While “the ladies at the Warwick, they not scared of the boss,” Holloway knows that many workers are afraid — and with good reason. Unless they’re protected by a union contract, most workers can be fired for any reason, except for matters relating to identity such as race and gender. Workers say managers retaliate in other ways, too, such as cutting work hours or threatening to call Immigration and Customs Enforcement.

It’s why her union, Unite Here, joined with two dozen other labor organizations to successfully lobby Philadelphia to pass a bill that protects all workers from retaliation during the pandemic.

The law was the latest in a series of protections won by low-wage workers in recent years. These laws have become a core strategy in Philadelphia and elsewhere as organizers focus on workers who don’t have access to unions because they’ve been excluded from federal labor law or otherwise face major hurdles to unionizing.

But the laws are effective only if there’s widespread awareness and enforcement. While the number of worker complaints received by the city’s Office of Benefits and Wage Compliance has steadily grown, from just 18 in 2018 to nearly 80 in the first half of 2020, those numbers pale in comparison with that of Seattle, widely considered to be a national leader in municipal labor enforcement.

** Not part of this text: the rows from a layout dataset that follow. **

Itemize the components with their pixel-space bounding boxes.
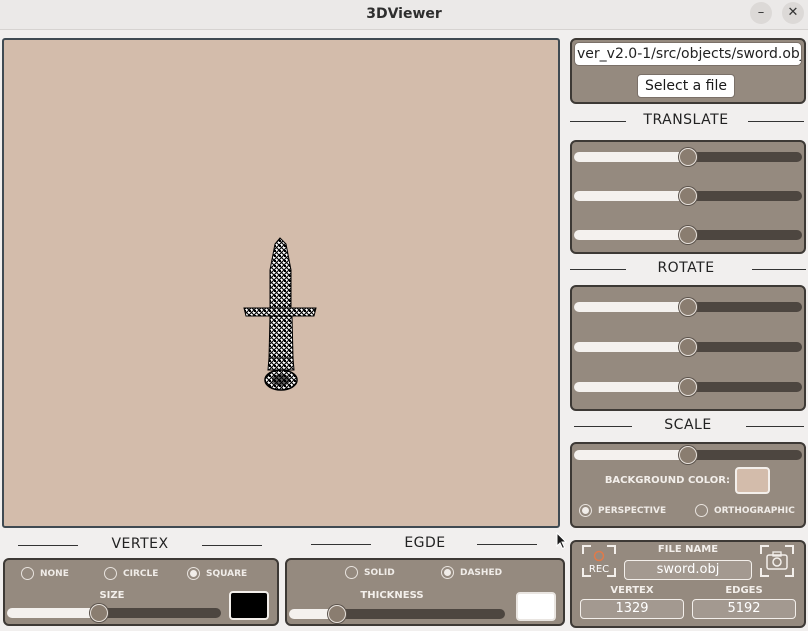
vertex-circle-label: CIRCLE bbox=[123, 568, 159, 579]
orthographic-radio-dot bbox=[695, 504, 708, 517]
background-color-swatch[interactable] bbox=[735, 467, 770, 494]
rotate-header: ROTATE bbox=[570, 260, 806, 278]
file-path-text: ver_v2.0-1/src/objects/sword.obj bbox=[577, 46, 802, 62]
vertex-title: VERTEX bbox=[111, 536, 169, 552]
camera-icon bbox=[760, 545, 794, 577]
slider-knob[interactable] bbox=[90, 604, 108, 622]
translate-z-slider[interactable] bbox=[574, 226, 802, 244]
rotate-y-slider[interactable] bbox=[574, 338, 802, 356]
mouse-cursor-icon bbox=[556, 532, 568, 550]
minimize-icon: – bbox=[757, 5, 765, 20]
window-title: 3DViewer bbox=[366, 6, 442, 22]
slider-fill bbox=[574, 382, 688, 392]
slider-track bbox=[688, 302, 802, 312]
vertex-count-label: VERTEX bbox=[610, 585, 654, 596]
vertex-size-slider[interactable] bbox=[7, 604, 221, 622]
slider-fill bbox=[7, 608, 99, 618]
slider-fill bbox=[574, 302, 688, 312]
vertex-none-label: NONE bbox=[40, 568, 69, 579]
edges-count-value: 5192 bbox=[692, 599, 796, 619]
close-button[interactable]: ✕ bbox=[782, 2, 804, 24]
slider-fill bbox=[574, 191, 688, 201]
edge-dashed-radio[interactable]: DASHED bbox=[441, 566, 502, 579]
edge-thickness-label: THICKNESS bbox=[360, 590, 424, 601]
slider-track bbox=[688, 230, 802, 240]
slider-knob[interactable] bbox=[679, 298, 697, 316]
slider-track bbox=[99, 608, 221, 618]
screenshot-button[interactable] bbox=[760, 545, 794, 577]
slider-fill bbox=[574, 230, 688, 240]
vertex-none-radio[interactable]: NONE bbox=[21, 567, 69, 580]
vertex-circle-radio[interactable]: CIRCLE bbox=[104, 567, 158, 580]
edge-header: EGDE bbox=[311, 535, 539, 553]
rec-label: REC bbox=[588, 564, 610, 575]
scale-header: SCALE bbox=[570, 417, 806, 435]
perspective-radio[interactable]: PERSPECTIVE bbox=[579, 504, 666, 517]
orthographic-label: ORTHOGRAPHIC bbox=[714, 505, 795, 516]
translate-y-slider[interactable] bbox=[574, 187, 802, 205]
file-name-value: sword.obj bbox=[624, 560, 752, 580]
translate-title: TRANSLATE bbox=[643, 112, 729, 128]
edge-thickness-slider[interactable] bbox=[289, 605, 505, 623]
edge-solid-dot bbox=[345, 566, 358, 579]
background-color-label: BACKGROUND COLOR: bbox=[604, 475, 730, 486]
slider-track bbox=[337, 609, 505, 619]
slider-knob[interactable] bbox=[328, 605, 346, 623]
translate-header: TRANSLATE bbox=[570, 112, 806, 130]
slider-track bbox=[688, 152, 802, 162]
vertex-header: VERTEX bbox=[18, 536, 262, 554]
record-icon bbox=[593, 550, 605, 562]
edges-count-label: EDGES bbox=[725, 585, 763, 596]
slider-knob[interactable] bbox=[679, 187, 697, 205]
record-button[interactable]: REC bbox=[582, 545, 616, 577]
minimize-button[interactable]: – bbox=[750, 2, 772, 24]
file-name-label: FILE NAME bbox=[657, 544, 719, 555]
vertex-size-label: SIZE bbox=[99, 590, 125, 601]
close-icon: ✕ bbox=[787, 5, 799, 20]
vertex-circle-dot bbox=[104, 567, 117, 580]
slider-track bbox=[688, 191, 802, 201]
edge-title: EGDE bbox=[404, 535, 446, 551]
edge-solid-radio[interactable]: SOLID bbox=[345, 566, 395, 579]
vertex-square-radio[interactable]: SQUARE bbox=[187, 567, 247, 580]
edge-dashed-label: DASHED bbox=[460, 567, 503, 578]
rotate-title: ROTATE bbox=[657, 260, 715, 276]
slider-knob[interactable] bbox=[679, 226, 697, 244]
slider-fill bbox=[574, 450, 688, 460]
file-path-field[interactable]: ver_v2.0-1/src/objects/sword.obj bbox=[574, 42, 802, 66]
perspective-radio-dot bbox=[579, 504, 592, 517]
title-bar: 3DViewer – ✕ bbox=[0, 0, 808, 30]
edge-dashed-dot bbox=[441, 566, 454, 579]
slider-knob[interactable] bbox=[679, 338, 697, 356]
slider-fill bbox=[574, 342, 688, 352]
vertex-square-dot bbox=[187, 567, 200, 580]
rotate-x-slider[interactable] bbox=[574, 298, 802, 316]
translate-x-slider[interactable] bbox=[574, 148, 802, 166]
slider-knob[interactable] bbox=[679, 378, 697, 396]
perspective-label: PERSPECTIVE bbox=[598, 505, 667, 516]
slider-track bbox=[688, 450, 802, 460]
slider-knob[interactable] bbox=[679, 446, 697, 464]
viewport-3d[interactable] bbox=[2, 38, 560, 528]
slider-fill bbox=[574, 152, 688, 162]
vertex-color-swatch[interactable] bbox=[229, 591, 269, 620]
edge-color-swatch[interactable] bbox=[516, 592, 556, 621]
slider-track bbox=[688, 342, 802, 352]
edge-solid-label: SOLID bbox=[364, 567, 395, 578]
slider-track bbox=[688, 382, 802, 392]
select-file-button[interactable]: Select a file bbox=[637, 74, 735, 98]
vertex-count-value: 1329 bbox=[580, 599, 684, 619]
vertex-square-label: SQUARE bbox=[206, 568, 248, 579]
vertex-none-dot bbox=[21, 567, 34, 580]
rotate-z-slider[interactable] bbox=[574, 378, 802, 396]
slider-knob[interactable] bbox=[679, 148, 697, 166]
scale-slider[interactable] bbox=[574, 446, 802, 464]
sword-model bbox=[243, 237, 317, 391]
orthographic-radio[interactable]: ORTHOGRAPHIC bbox=[695, 504, 795, 517]
scale-title: SCALE bbox=[664, 417, 712, 433]
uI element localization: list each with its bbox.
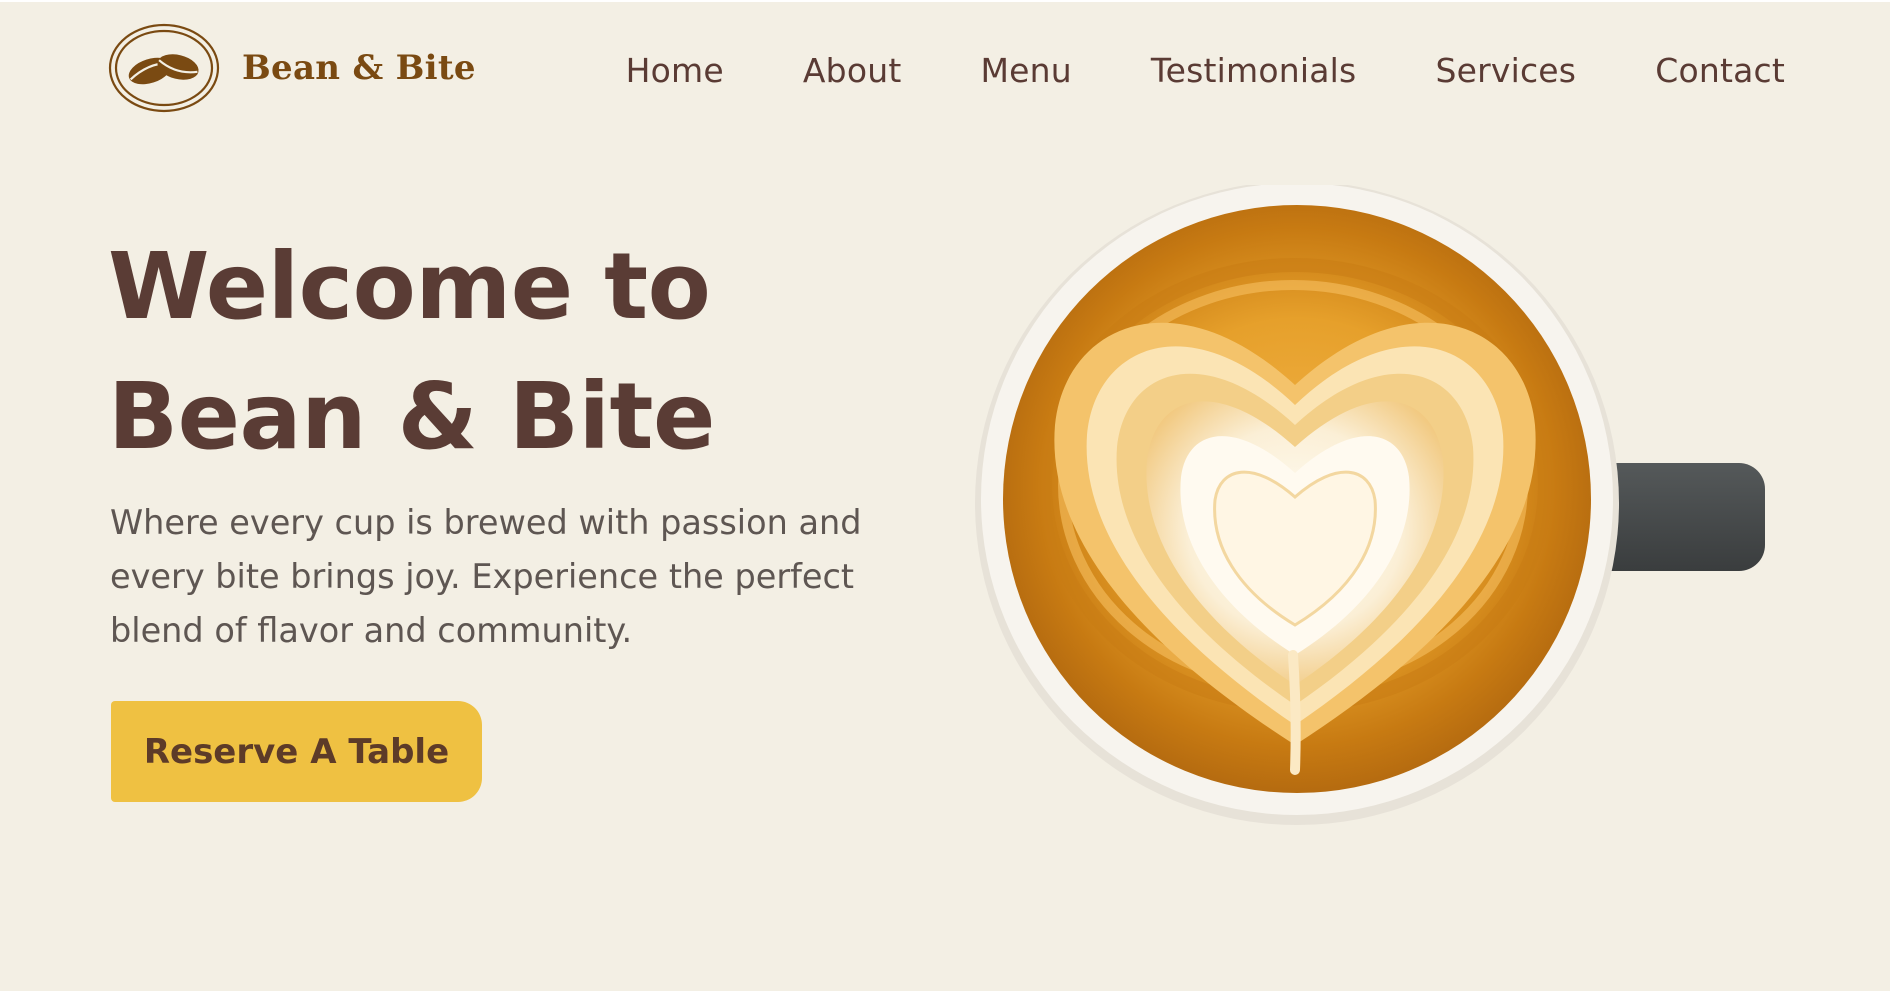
- coffee-beans-logo-icon: [108, 23, 220, 113]
- hero-title: Welcome to Bean & Bite: [108, 222, 715, 482]
- nav-home[interactable]: Home: [626, 51, 724, 90]
- page: Bean & Bite Home About Menu Testimonials…: [0, 0, 1890, 991]
- hero-title-line-2: Bean & Bite: [108, 363, 715, 470]
- nav-contact[interactable]: Contact: [1655, 51, 1785, 90]
- latte-heart-cup-image: [975, 185, 1765, 825]
- reserve-table-button[interactable]: Reserve A Table: [111, 701, 482, 802]
- brand-logo-link[interactable]: Bean & Bite: [108, 23, 476, 113]
- hero-title-line-1: Welcome to: [108, 233, 711, 340]
- main-nav: Home About Menu Testimonials Services Co…: [626, 51, 1785, 90]
- nav-services[interactable]: Services: [1435, 51, 1576, 90]
- brand-name: Bean & Bite: [242, 48, 476, 88]
- nav-menu[interactable]: Menu: [980, 51, 1071, 90]
- nav-testimonials[interactable]: Testimonials: [1151, 51, 1357, 90]
- hero-subtitle: Where every cup is brewed with passion a…: [110, 503, 862, 650]
- nav-about[interactable]: About: [803, 51, 902, 90]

This dynamic — flashy legislative wins hampered by a lack of education and enforcement — is why some labor organizers and workers have increasingly focused on bolstering the city’s Office of Labor. In June, these workers scored a win when Philadelphians voted to create a permanent Department of Labor, which means the office will survive even if a new mayor doesn’t prioritize workers’ rights.

Challenges ahead

Despite all this activity, significant challenges remain.

Employers spend millions to stop union campaigns. In Philadelphia, Einstein Medical Center spent $1.1 million on anti-union consultants, according to documents filed with the U.S. Department of Labor. (Its nurses joined PASNAP in 2016, regardless.)

» READ MORE: These Philly baristas are taking on Starbucks in a fledgling worker movement

Laws to protect workers who organize don’t always stop employers from firing labor activists: Last spring, Amazon fired Chris Smalls, a Staten Island warehouse worker who helped organize a work stoppage over unsafe coronavirus conditions. Leaked internal documents showed how Amazon executives sought to paint Smalls as “not smart or articulate.” White-collar workers face the same threat: Google fired five activists last year.

And unionization seems near impossible for the 130,000 retail and fast-food workers at big-box chains in Philadelphia, as workers are siloed in small workplaces.

“When a job is really toxic or exhausting or overwhelming or isn’t giving you the hours you need, the easy option is to quit,” said a former Starbucks barista who asked not to be named for fear of retaliation at his current job. “It’s so much easier to quit than to organize.”

And yet, all summer, as signs in apartment windows across the city thanked essential workers such as those picking up the trash, even as pickup ran days late, workers in Philadelphia took their message to the streets.

“Anger, agitation, frustration,” said Braman, the labor educator. “Those are powerful feelings, but the next step is how to act on that.”

Under the sun and in the rain, workers called for hazard pay and personal protective equipment, for an extension of pandemic unemployment benefits, for justice for George Floyd, Breonna Taylor, and other Black people killed by police.

“Historically, the labor movement has been the strongest when it’s been most integrated with other social movements, and that remains the case,” Braman said. “I’m seeing more organizations say racial justice is a labor issue. That work has to continue.”